Mr. Chairman, the filibuster may be famous, but it is hardly sacrosanct.  More than 25 statutes exist that curtail by law the right to unlimited debate.  The most prominent of these is the 1974 Congressional Budget and Impoundment Control Act, which sets forth debate limitations on concurrent budget resolutions, reconciliation bills, and related amendments between Houses and conference reports.  Just last summer, the Senate passed legislation to implement a nuclear waste repository at Yucca Mountain, Nevada, considered under expedited procedures and debate limitations set out in the 1982 Nuclear Waste Policy Act.  The first of these debate-restrictive rulemaking statutes was enacted in 1939. Its enactment and the passage of so many provisions since, are evidence of the Senate's willingness to curb unlimited debate to further particular public policy objectives.

Especially during the presidencies of George W. Bush and Bill Clinton, the process of confirming nominees has grown more troublesome and corrosive of the public trust.  Scouring the Record over these years, one will find demands for action and defense of delays from Senators on each side of the aisle, varying by which party controls the White House and which one controls the Senate.  It rather reminds me of the old saw that, in Washington, it matters not whether you win or lose, it's where you place the blame.

We can do better than descend further down a course of finger-pointing, recriminations, and payback.  Filibuster reform sets us on a different path, one that will be fair to all Senators.
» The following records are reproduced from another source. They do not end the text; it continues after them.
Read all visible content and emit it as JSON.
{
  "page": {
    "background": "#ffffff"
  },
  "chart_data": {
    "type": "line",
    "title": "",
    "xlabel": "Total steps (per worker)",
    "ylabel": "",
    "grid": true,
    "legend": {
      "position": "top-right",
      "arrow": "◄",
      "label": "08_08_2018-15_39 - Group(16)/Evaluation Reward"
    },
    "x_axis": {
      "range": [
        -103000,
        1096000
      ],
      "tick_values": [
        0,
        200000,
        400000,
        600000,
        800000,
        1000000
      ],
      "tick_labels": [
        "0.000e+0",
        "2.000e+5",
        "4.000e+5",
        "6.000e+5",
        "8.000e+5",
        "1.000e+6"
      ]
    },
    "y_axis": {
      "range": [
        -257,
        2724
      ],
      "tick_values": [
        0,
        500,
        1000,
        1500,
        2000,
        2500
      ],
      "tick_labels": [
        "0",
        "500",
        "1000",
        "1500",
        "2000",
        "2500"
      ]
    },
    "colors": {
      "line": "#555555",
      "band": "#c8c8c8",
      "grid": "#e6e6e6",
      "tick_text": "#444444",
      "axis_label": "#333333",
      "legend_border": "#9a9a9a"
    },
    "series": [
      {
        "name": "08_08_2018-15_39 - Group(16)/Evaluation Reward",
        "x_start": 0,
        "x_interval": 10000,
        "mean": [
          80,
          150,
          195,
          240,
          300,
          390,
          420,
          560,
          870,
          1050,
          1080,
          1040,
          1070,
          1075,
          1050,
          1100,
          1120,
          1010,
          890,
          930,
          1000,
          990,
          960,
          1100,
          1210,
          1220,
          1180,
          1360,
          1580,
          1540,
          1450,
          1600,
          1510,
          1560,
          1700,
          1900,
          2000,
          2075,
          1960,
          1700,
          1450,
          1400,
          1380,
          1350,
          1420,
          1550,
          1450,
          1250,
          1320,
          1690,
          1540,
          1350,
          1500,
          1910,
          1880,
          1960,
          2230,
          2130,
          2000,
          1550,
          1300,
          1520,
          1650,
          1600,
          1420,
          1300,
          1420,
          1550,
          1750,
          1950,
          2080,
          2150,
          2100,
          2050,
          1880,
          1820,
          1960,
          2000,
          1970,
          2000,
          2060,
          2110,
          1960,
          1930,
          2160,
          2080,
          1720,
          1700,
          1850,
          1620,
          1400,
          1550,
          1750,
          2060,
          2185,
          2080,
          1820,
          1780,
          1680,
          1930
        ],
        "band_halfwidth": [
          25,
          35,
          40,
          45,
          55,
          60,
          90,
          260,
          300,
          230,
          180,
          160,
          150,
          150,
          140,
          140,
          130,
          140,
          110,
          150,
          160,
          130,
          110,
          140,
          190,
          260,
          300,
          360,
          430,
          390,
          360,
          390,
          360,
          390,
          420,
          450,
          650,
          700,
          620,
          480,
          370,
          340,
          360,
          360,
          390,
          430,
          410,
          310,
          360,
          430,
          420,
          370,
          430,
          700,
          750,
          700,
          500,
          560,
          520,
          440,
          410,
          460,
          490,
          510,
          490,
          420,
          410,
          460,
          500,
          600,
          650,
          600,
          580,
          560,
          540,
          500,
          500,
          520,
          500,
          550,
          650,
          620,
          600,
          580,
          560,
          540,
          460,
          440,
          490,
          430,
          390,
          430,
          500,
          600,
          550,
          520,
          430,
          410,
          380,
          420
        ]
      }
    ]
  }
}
It will empower them to meet their constitutional responsibility to advise and consent to nominations that have reached the Senate floor.

Mr. Chairman, it seems to me that in evaluating this proposal, two fundamental questions should be asked: is it necessary and is it sound?

   

Nomination filibusters by a disciplined minority, whoever it may be and whenever it may coalesce, are different from legislative filibusters.  On legislation, there is the potential safety valve that a troubled measure may be offered elsewhere as a non-germane amendment or be somehow addressed by the House.  Neither possibility exists on a nomination.  There is no safety valve. Filibustering nominations is filibustering in its most potent and virulent form, and even if a majority of Senators stand ready to confirm, such filibusters can be fatal. The Estrada and Owen filibusters, the publicly expressed threat of more filibusters to come, and the history of problems on which these filibusters are built, signal to me that reform is not just needed.  It is urgent.

My narrow remedy addresses a real problem.  Even with this reform, if a nomination is sufficiently controversial, the Senate cannot expedite it.  A nomination must be pending for 12 hours before a motion to invoke cloture can even be filed.  Filing additional cloture motions must await the outcome of previous cloture votes.  Before a majority of Senators present can work their will, a nomination would have been pending in the Senate for many days.  I have proffered reform that will permit ample debate while rejecting delay in perpetuity.  My remedy fits squarely within Senate traditions of balancing the right to debate with the responsibility to conclude the people's business.

Mr. Chairman, I welcome the opportunity to initiate this debate. I look forward to working with you and our colleagues on this Committee as we deliberate how the Senate should best address the need for filibuster reform, and restore fairness and equity to the confirmation process.